I do use 93 octane now and then, mostly during heat waves. And yes, without a doubt running premium will give the best power and mpg. If the gas stations wouldn't charge such a premium price for premium gas I would probably use it. The problem is that premium gas is 124% the cost of regular gas, and I get about 2-3% better mpgs. And with my long commute the added cost isn't worth it for me.


----------



## Barry Allen (Apr 18, 2018)

If you have access to 93 octane, that's rare. If you have access to 93 octane without ethanol, that's RARE.

Run it if the price is comparable to 91 octane and isn't too much higher than 89 octane.


----------



## Barry Allen (Apr 18, 2018)

Find 93 Octane Gas: Locate Gasoline Stations Selling Premium


93 Octane Gas Finder. Discover where to find gas stations in your area that have 93 octane gasoline!




find93.com


----------



## snowwy66 (Nov 5, 2017)

The mileage goes up and down.

The mileage goes down and up. 

Takes 1 1/2 tanks.

I end up the same economy regardless of 91 ethanol or 88 non.

I don't notice any performance increase.


----------



## Blasirl (Mar 31, 2015)

Gomez 2017RS said:


> I would like to ask if running a 93 octane ob a stock 2017 cruze would cuase engine problem? Or should i just stick with 87 octane?


I am able to get 89, 91 and 93 where I am. I use 93 and on my Gen I prior to tuning, there was a significant difference in performance.

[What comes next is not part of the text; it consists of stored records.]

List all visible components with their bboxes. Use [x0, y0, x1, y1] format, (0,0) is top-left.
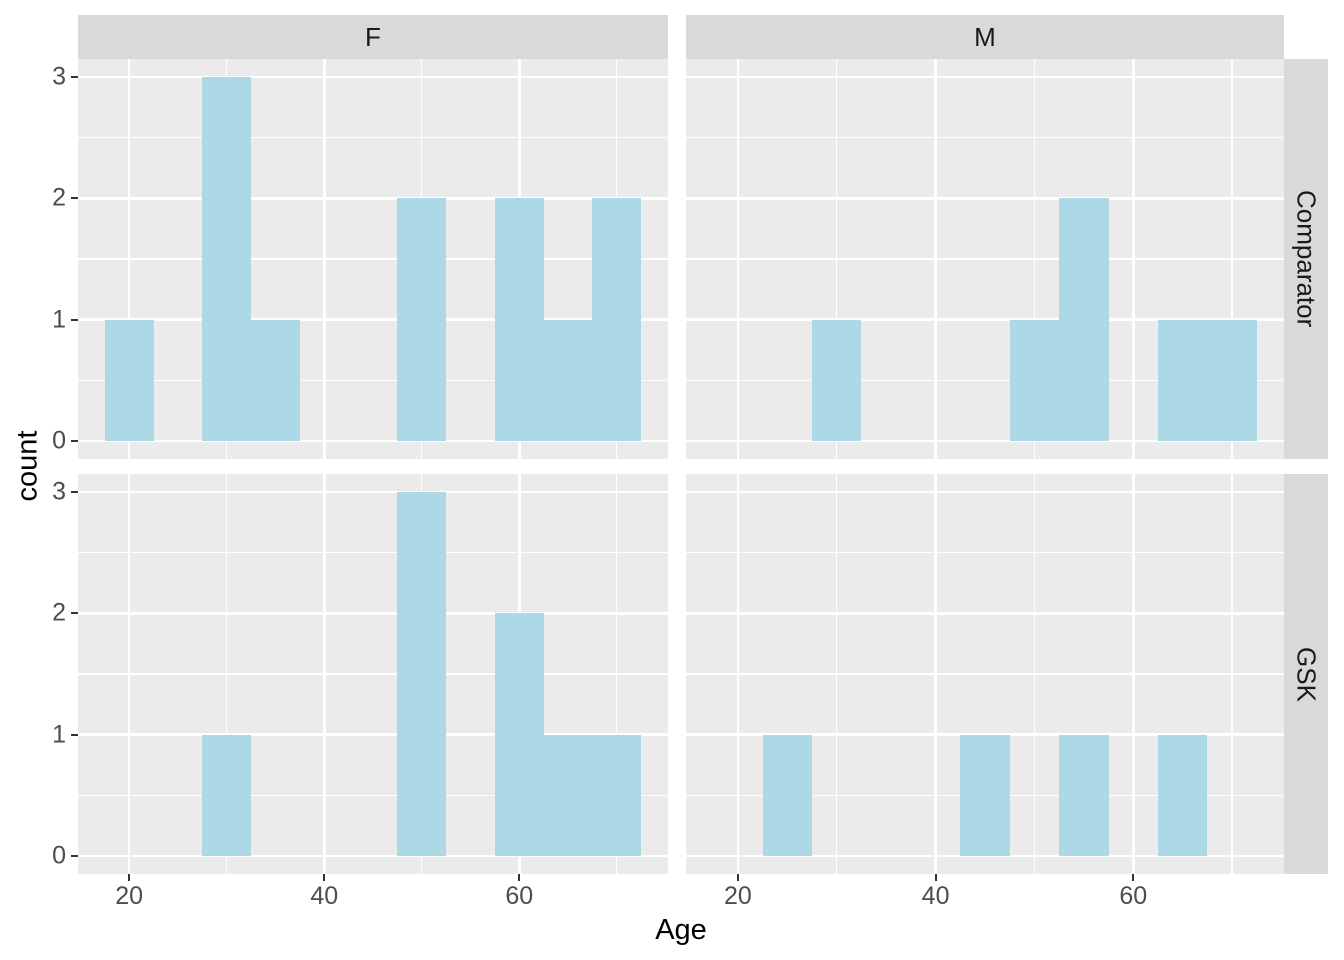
y-tick-mark	[71, 612, 78, 615]
gridline-major-h	[78, 439, 668, 443]
gridline-major-h	[686, 197, 1284, 200]
y-tick-label: 3	[52, 477, 66, 506]
facet-col-strip-f: F	[78, 15, 668, 59]
facet-col-strip-m: M	[686, 15, 1284, 59]
y-tick-label: 2	[52, 183, 66, 212]
gridline-major-v	[934, 474, 937, 874]
gridline-major-h	[686, 318, 1284, 321]
x-tick-label: 60	[1119, 882, 1148, 910]
histogram-bar	[1059, 198, 1109, 441]
histogram-bar	[397, 198, 447, 441]
y-tick-mark	[71, 318, 78, 321]
gridline-major-h	[78, 197, 668, 200]
facet-col-label-f: F	[365, 21, 381, 52]
gridline-major-v	[127, 474, 131, 874]
gridline-major-v	[1131, 474, 1135, 874]
gridline-major-h	[686, 490, 1284, 494]
gridline-minor-h	[686, 379, 1284, 381]
y-tick-mark	[71, 439, 78, 442]
histogram-bar	[812, 319, 862, 441]
histogram-bar	[104, 319, 154, 441]
gridline-major-v	[322, 474, 326, 874]
histogram-bar	[1157, 319, 1208, 441]
gridline-minor-h	[78, 137, 668, 139]
gridline-minor-h	[78, 673, 668, 675]
y-tick-label: 0	[52, 426, 66, 455]
gridline-minor-h	[78, 794, 668, 796]
gridline-minor-h	[78, 552, 668, 554]
y-tick-label: 1	[52, 305, 66, 334]
x-tick-label: 40	[310, 882, 339, 910]
histogram-bar	[1009, 319, 1060, 441]
gridline-major-v	[322, 59, 326, 459]
y-tick-mark	[71, 491, 78, 494]
gridline-minor-h	[686, 137, 1284, 139]
histogram-bar	[1207, 319, 1257, 441]
facet-row-strip-gsk: GSK	[1284, 474, 1328, 874]
histogram-bar	[592, 734, 642, 856]
histogram-bar	[202, 77, 252, 441]
gridline-major-h	[78, 318, 668, 321]
y-tick-label: 0	[52, 841, 66, 870]
histogram-bar	[762, 734, 812, 856]
histogram-bar	[494, 613, 544, 856]
gridline-major-h	[78, 490, 668, 494]
x-tick-mark	[518, 874, 521, 881]
gridline-minor-h	[78, 258, 668, 260]
gridline-major-h	[686, 854, 1284, 858]
gridline-major-h	[686, 75, 1284, 79]
histogram-bar	[592, 198, 642, 441]
gridline-major-v	[934, 59, 937, 459]
histogram-bar	[543, 734, 593, 856]
x-tick-mark	[1132, 874, 1135, 881]
gridline-minor-h	[686, 552, 1284, 554]
facet-row-strip-comparator: Comparator	[1284, 59, 1328, 459]
histogram-bar	[1157, 734, 1208, 856]
y-tick-label: 3	[52, 62, 66, 91]
y-tick-mark	[71, 854, 78, 857]
panel-f-gsk	[78, 474, 668, 874]
histogram-bar	[397, 492, 447, 856]
gridline-major-v	[736, 59, 740, 459]
x-tick-mark	[934, 874, 937, 881]
gridline-minor-h	[686, 673, 1284, 675]
gridline-major-v	[127, 59, 131, 459]
x-axis-title: Age	[655, 914, 707, 946]
panel-m-gsk	[686, 474, 1284, 874]
y-tick-mark	[71, 197, 78, 200]
x-tick-label: 40	[921, 882, 950, 910]
histogram-bar	[1059, 734, 1109, 856]
histogram-bar	[202, 734, 252, 856]
histogram-bar	[251, 319, 300, 441]
facet-row-label-comparator: Comparator	[1291, 190, 1322, 328]
gridline-major-h	[78, 733, 668, 736]
x-tick-mark	[736, 874, 739, 881]
gridline-minor-h	[686, 258, 1284, 260]
gridline-major-h	[686, 439, 1284, 443]
gridline-major-h	[78, 854, 668, 858]
gridline-major-h	[686, 612, 1284, 615]
x-tick-label: 20	[723, 882, 752, 910]
y-tick-label: 2	[52, 598, 66, 627]
facet-row-label-gsk: GSK	[1291, 646, 1322, 702]
x-tick-label: 60	[505, 882, 534, 910]
y-tick-mark	[71, 733, 78, 736]
gridline-major-v	[736, 474, 740, 874]
facet-col-label-m: M	[974, 21, 996, 52]
histogram-bar	[543, 319, 593, 441]
histogram-bar	[960, 734, 1010, 856]
y-tick-label: 1	[52, 720, 66, 749]
gridline-major-h	[78, 612, 668, 615]
panel-f-comparator	[78, 59, 668, 459]
gridline-major-h	[78, 75, 668, 79]
histogram-bar	[494, 198, 544, 441]
y-tick-mark	[71, 76, 78, 79]
gridline-minor-h	[78, 379, 668, 381]
panel-m-comparator	[686, 59, 1284, 459]
x-tick-mark	[323, 874, 326, 881]
x-tick-mark	[128, 874, 131, 881]
gridline-major-v	[1131, 59, 1135, 459]
x-tick-label: 20	[115, 882, 144, 910]
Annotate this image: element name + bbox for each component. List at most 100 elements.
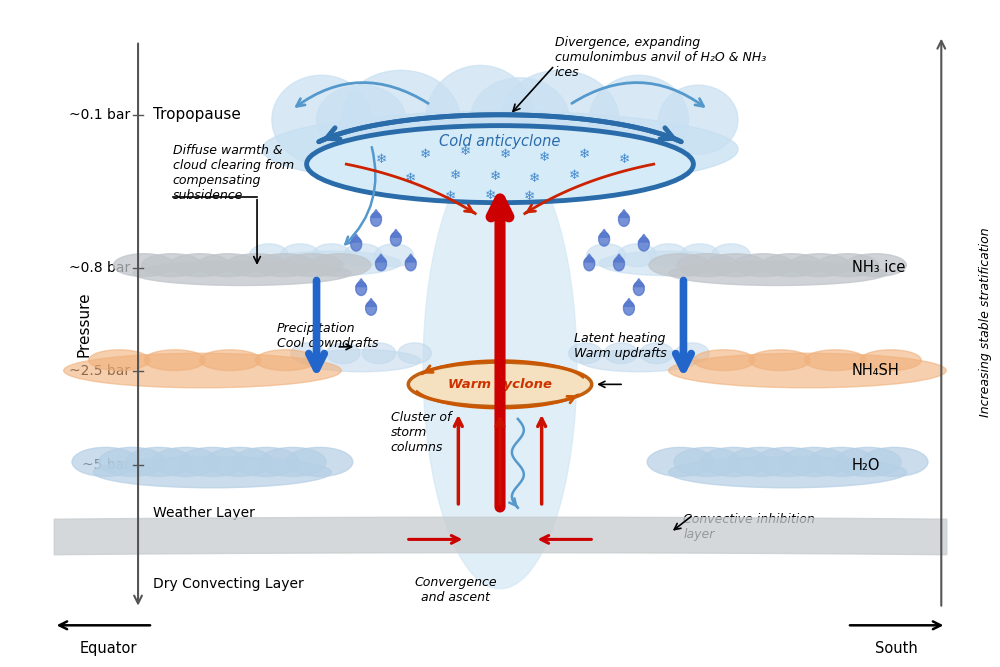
- Ellipse shape: [754, 448, 821, 476]
- Text: ❄: ❄: [499, 148, 511, 161]
- Ellipse shape: [310, 253, 371, 277]
- Ellipse shape: [262, 111, 738, 187]
- Ellipse shape: [390, 232, 401, 246]
- Polygon shape: [390, 229, 401, 237]
- Ellipse shape: [808, 448, 874, 476]
- Ellipse shape: [749, 350, 810, 371]
- Ellipse shape: [341, 70, 460, 169]
- Text: Latent heating
Warm updrafts: Latent heating Warm updrafts: [574, 332, 667, 360]
- Ellipse shape: [500, 70, 619, 169]
- Text: Cluster of
storm
columns: Cluster of storm columns: [391, 411, 451, 454]
- Ellipse shape: [302, 350, 421, 372]
- Ellipse shape: [701, 448, 767, 476]
- Text: ❄: ❄: [445, 190, 456, 203]
- Polygon shape: [614, 254, 624, 262]
- Ellipse shape: [614, 257, 624, 271]
- Ellipse shape: [587, 244, 626, 267]
- Text: ❄: ❄: [450, 169, 461, 183]
- Ellipse shape: [281, 244, 320, 267]
- Ellipse shape: [179, 448, 246, 476]
- Ellipse shape: [649, 244, 688, 267]
- Ellipse shape: [789, 253, 850, 277]
- Ellipse shape: [272, 75, 371, 164]
- Ellipse shape: [200, 350, 261, 371]
- Ellipse shape: [72, 448, 139, 476]
- Ellipse shape: [805, 350, 866, 371]
- Polygon shape: [638, 234, 649, 242]
- Ellipse shape: [93, 457, 331, 488]
- Ellipse shape: [356, 281, 367, 295]
- Text: H₂O: H₂O: [852, 458, 881, 473]
- Ellipse shape: [845, 253, 906, 277]
- Text: Divergence, expanding
cumulonimbus anvil of H₂O & NH₃
ices: Divergence, expanding cumulonimbus anvil…: [555, 36, 766, 79]
- Text: ❄: ❄: [618, 153, 630, 165]
- Polygon shape: [376, 254, 386, 262]
- Text: ❄: ❄: [375, 153, 387, 165]
- Polygon shape: [366, 298, 377, 306]
- Ellipse shape: [291, 343, 324, 364]
- Text: Convective inhibition
layer: Convective inhibition layer: [683, 513, 815, 541]
- Polygon shape: [584, 254, 595, 262]
- Ellipse shape: [374, 244, 413, 267]
- Ellipse shape: [126, 448, 192, 476]
- Ellipse shape: [89, 350, 150, 371]
- Ellipse shape: [170, 253, 231, 277]
- Ellipse shape: [259, 448, 326, 476]
- Text: ❄: ❄: [489, 171, 501, 183]
- Ellipse shape: [569, 343, 602, 364]
- Text: Cold anticyclone: Cold anticyclone: [439, 133, 561, 149]
- Ellipse shape: [286, 448, 353, 476]
- Text: ~0.8 bar: ~0.8 bar: [69, 261, 130, 275]
- Text: ❄: ❄: [529, 173, 540, 185]
- Ellipse shape: [669, 457, 907, 488]
- Ellipse shape: [113, 253, 175, 277]
- Ellipse shape: [152, 448, 219, 476]
- Polygon shape: [351, 234, 362, 242]
- Ellipse shape: [638, 237, 649, 251]
- Ellipse shape: [733, 253, 794, 277]
- Ellipse shape: [649, 253, 710, 277]
- Ellipse shape: [817, 253, 878, 277]
- Text: ~5 bar: ~5 bar: [82, 458, 130, 472]
- Ellipse shape: [761, 253, 822, 277]
- Ellipse shape: [680, 244, 719, 267]
- Text: Tropopause: Tropopause: [153, 107, 241, 122]
- Text: NH₄SH: NH₄SH: [852, 363, 900, 378]
- Text: Diffuse warmth &
cloud clearing from
compensating
subsidence: Diffuse warmth & cloud clearing from com…: [173, 144, 294, 202]
- Ellipse shape: [426, 65, 535, 174]
- Ellipse shape: [317, 85, 406, 154]
- Ellipse shape: [64, 354, 341, 388]
- Text: Convergence
and ascent: Convergence and ascent: [414, 576, 497, 604]
- Ellipse shape: [226, 253, 287, 277]
- Ellipse shape: [99, 448, 165, 476]
- Ellipse shape: [647, 448, 714, 476]
- Ellipse shape: [254, 253, 315, 277]
- Ellipse shape: [144, 350, 205, 371]
- Ellipse shape: [584, 257, 595, 271]
- Ellipse shape: [198, 253, 259, 277]
- Ellipse shape: [669, 261, 887, 285]
- Ellipse shape: [705, 253, 766, 277]
- Ellipse shape: [366, 301, 377, 315]
- Ellipse shape: [599, 251, 738, 275]
- Ellipse shape: [727, 448, 794, 476]
- Polygon shape: [371, 209, 381, 217]
- Text: South: South: [875, 641, 918, 656]
- Ellipse shape: [579, 350, 698, 372]
- Ellipse shape: [376, 257, 386, 271]
- Ellipse shape: [604, 343, 638, 364]
- Ellipse shape: [599, 232, 610, 246]
- Ellipse shape: [327, 343, 360, 364]
- Ellipse shape: [312, 244, 351, 267]
- Ellipse shape: [694, 350, 755, 371]
- Text: ~0.1 bar: ~0.1 bar: [69, 108, 130, 122]
- Ellipse shape: [255, 350, 316, 371]
- Text: Precipitation
Cool downdrafts: Precipitation Cool downdrafts: [277, 322, 378, 350]
- Ellipse shape: [669, 354, 946, 388]
- Polygon shape: [405, 254, 416, 262]
- Polygon shape: [623, 298, 634, 306]
- Ellipse shape: [835, 448, 901, 476]
- Ellipse shape: [659, 85, 738, 154]
- Ellipse shape: [141, 253, 203, 277]
- Ellipse shape: [674, 448, 741, 476]
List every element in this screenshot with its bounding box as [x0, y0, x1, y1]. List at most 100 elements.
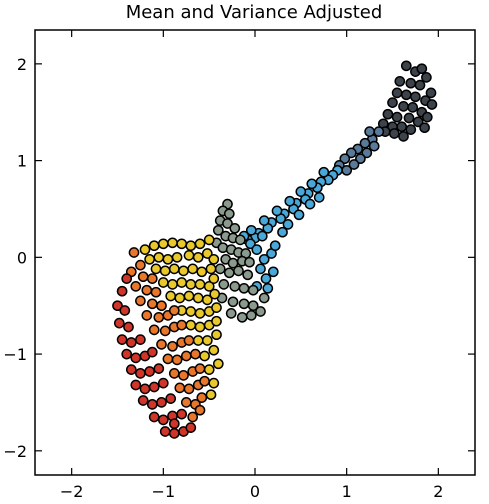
scatter-point — [162, 353, 174, 365]
scatter-point — [192, 335, 204, 346]
scatter-point — [277, 226, 288, 238]
scatter-point — [194, 279, 206, 290]
scatter-point — [185, 279, 197, 290]
scatter-point — [400, 89, 412, 101]
scatter-point — [162, 253, 174, 265]
scatter-point — [185, 319, 197, 331]
scatter-point — [176, 319, 188, 331]
scatter-point — [421, 111, 433, 123]
scatter-point — [318, 166, 330, 178]
scatter-point — [183, 290, 195, 302]
scatter-point — [148, 240, 160, 252]
scatter-point — [341, 164, 353, 176]
chart-title: Mean and Variance Adjusted — [126, 2, 383, 23]
scatter-point — [130, 281, 142, 292]
scatter-point — [251, 244, 263, 255]
scatter-point — [135, 295, 146, 307]
scatter-point — [121, 273, 133, 284]
y-tick-label: 1 — [17, 152, 27, 171]
scatter-point — [203, 281, 215, 292]
scatter-point — [258, 292, 270, 304]
scatter-point — [412, 116, 424, 128]
scatter-point — [382, 108, 394, 120]
scatter-point — [205, 263, 217, 275]
scatter-point — [185, 422, 197, 433]
scatter-point — [146, 298, 158, 310]
x-tick-label: 2 — [433, 482, 443, 501]
scatter-point — [135, 334, 146, 345]
scatter-point — [159, 426, 171, 437]
y-tick-label: 0 — [17, 248, 27, 267]
x-tick-label: −2 — [60, 482, 84, 501]
scatter-point — [295, 186, 307, 197]
scatter-point — [185, 306, 197, 317]
scatter-point — [203, 234, 215, 246]
scatter-point — [116, 334, 128, 345]
scatter-point — [247, 300, 259, 312]
scatter-point — [293, 209, 305, 221]
scatter-point — [227, 296, 239, 308]
scatter-point — [141, 310, 153, 321]
scatter-point — [156, 397, 167, 408]
scatter-point — [304, 198, 316, 210]
scatter-point — [113, 317, 125, 329]
scatter-point — [167, 237, 178, 249]
scatter-point — [174, 292, 186, 304]
scatter-point — [156, 300, 167, 312]
scatter-point — [208, 344, 220, 356]
scatter-point — [146, 399, 158, 410]
scatter-point — [150, 286, 162, 298]
scatter-point — [194, 308, 206, 319]
scatter-point — [157, 277, 169, 288]
scatter-point — [146, 346, 158, 358]
scatter-point — [414, 79, 426, 91]
scatter-point — [167, 279, 178, 290]
scatter-point — [190, 348, 201, 360]
scatter-point — [194, 404, 206, 416]
scatter-point — [398, 101, 409, 112]
scatter-point — [242, 269, 254, 281]
y-tick-label: 2 — [17, 55, 27, 74]
scatter-point — [260, 273, 272, 284]
scatter-point — [176, 238, 188, 250]
scatter-point — [405, 77, 417, 89]
scatter-point — [185, 240, 197, 252]
scatter-point — [159, 325, 171, 337]
scatter-point — [159, 265, 171, 277]
scatter-point — [178, 370, 189, 381]
scatter-points — [112, 60, 438, 439]
scatter-point — [421, 72, 432, 83]
scatter-point — [194, 321, 206, 333]
scatter-point — [391, 111, 403, 123]
scatter-point — [403, 112, 415, 124]
scatter-point — [168, 263, 180, 275]
scatter-point — [361, 147, 373, 159]
scatter-point — [212, 358, 224, 370]
scatter-point — [425, 87, 437, 99]
scatter-point — [156, 339, 167, 350]
scatter-point — [218, 279, 230, 290]
scatter-point — [144, 366, 155, 377]
scatter-point — [355, 153, 366, 165]
scatter-point — [339, 153, 351, 165]
scatter-point — [119, 305, 131, 316]
scatter-point — [153, 311, 165, 323]
scatter-point — [176, 277, 188, 288]
scatter-point — [284, 195, 296, 207]
scatter-point — [269, 240, 281, 252]
scatter-point — [178, 265, 189, 277]
scatter-point — [146, 273, 158, 284]
scatter-point — [128, 247, 140, 258]
scatter-point — [398, 131, 409, 142]
x-tick-label: 1 — [342, 482, 352, 501]
scatter-point — [211, 315, 222, 327]
y-tick-label: −2 — [3, 442, 27, 461]
scatter-point — [192, 251, 204, 263]
scatter-point — [394, 75, 406, 87]
scatter-point — [168, 428, 180, 439]
scatter-point — [148, 411, 160, 423]
axis-ticks — [35, 30, 475, 475]
scatter-point — [180, 397, 192, 408]
scatter-point — [199, 350, 210, 362]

Here is a dyno sheet showing the results:








Blasirl’s Build:


I really hate the editing interface. I was way deep in creating this post and because of a misdropped photo, it deleted the entire post. 45 minutes down the drain. They really need to create an auto draft saver or something. AAARRRRRG!




www.cruzetalk.com


----------



## 6Speed2016LT (Jun 14, 2016)

In Canada we have Ultra 94 Octane which is widely available at Petro Canada gas stations. I use it exclusively in the summer months and it makes a big difference. In the winter I switch back to 89


----------